The first theorem you're talking about is known as Dini's theorem. I know the proof for $f:[a,b]\to \Bbb R$, but it can be adjusted for your case.
THEOREM Suppose $\{f_n\}$ is a sequence of continuous functions from $[a,b]$ to $\Bbb R$ that converge pointwise to a continuous function $f$ over $[a,b]$. If $f_{n+1}\leq f_n$, then convergence is uniform.

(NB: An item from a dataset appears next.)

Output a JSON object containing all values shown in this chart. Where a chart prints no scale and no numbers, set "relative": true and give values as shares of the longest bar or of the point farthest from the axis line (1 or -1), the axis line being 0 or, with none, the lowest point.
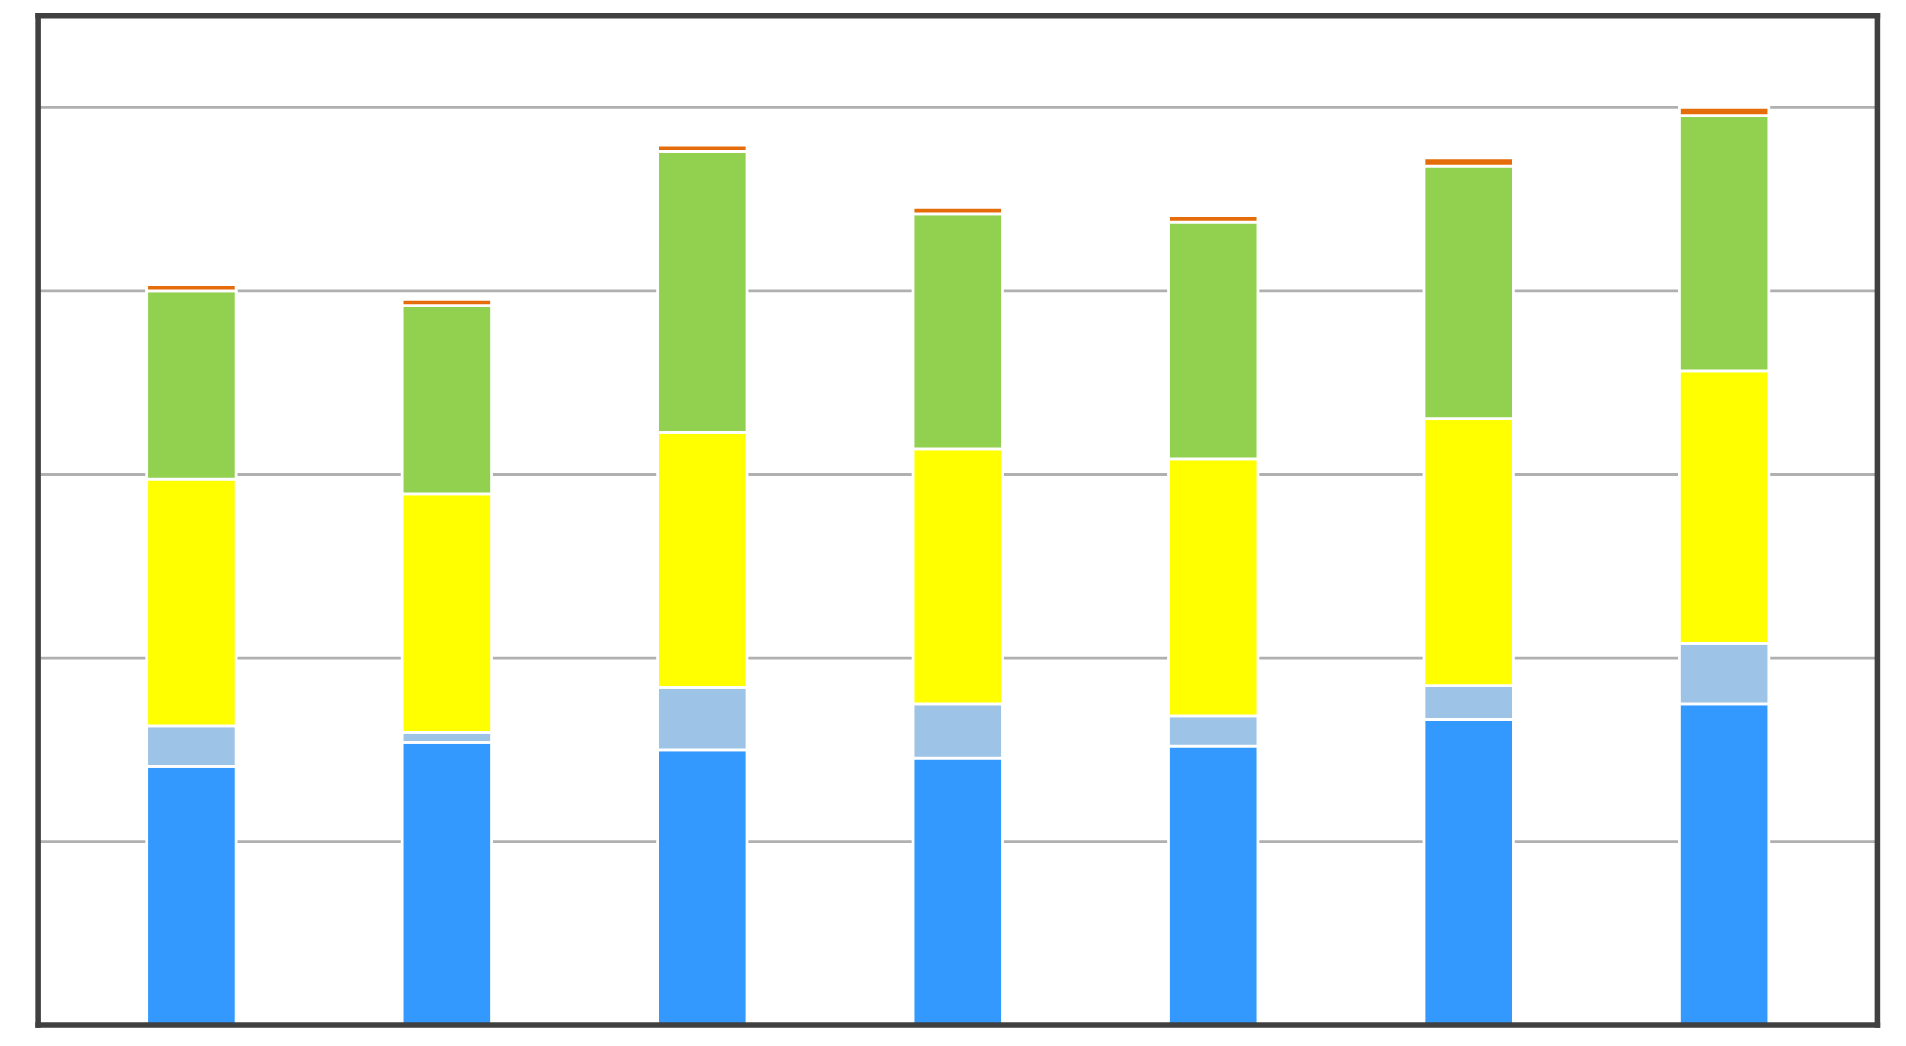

PROOF We set $g_n=f_n-f$ and note that $g_n\geq g_{n+1}$ and the $g_n$ are continuous, converging pointwise to $0$. For a given $\epsilon>0$. Consdier the (relatively) open sets (because of continuity of the $g_n$) $O_n=\{x\in [a,b] :g(x)<\epsilon\}$. Note that since $g_n\geq g_{n+1}$ we have $O_n\subset O_{n+1}$. Given $x\in[a,b]$ there is an $n$ such that $g_n(x)<\epsilon$; whence $\bigcup_{n\in\Bbb N}O_n=[a,b]$. But since $[a,b]$ is compact there exists a finite set $K=\{1,\dots,m\}$ such that $\bigcup_{k=1}^m O_{n_k}=[a,b]$. But since $O_n\subset O_{n+1}$ the greatest element of $K$, call it $\ell$, is such that $O_\ell =[a,b]$. And we're done: for every $n\geq \ell$ we have $g_n(x)<\epsilon$; as desired. $\blacktriangle$
ADD A little googling brought up this, which is where I learned the proof from. It has a few examples showing the hypotheses
$(1)$ $f_n$ decreases with $n$
$(2)$ The domain is compact.
$(3)$ $f$ is continuous.
are all essential.
Best Answer
Partial answer:
If $y=f(x)$ and $y_n=f_n(x)$ then $$ |g(y)-g_n(y)|=|x-g_n(\;y-y_n+y_n\;)|=|g_n(y_n)-g_n(y_n + e_n)| $$ where $e_n=y-y_n \rightarrow 0$.
Therefore if $\{g_n\}$ is uniformly equicontinuous the answer is yes: $$ |g(y)-g_n(y)|\le \sigma(e_n) $$ where $\sigma$ is the modulus of continuity of the family $\{g_n\}$.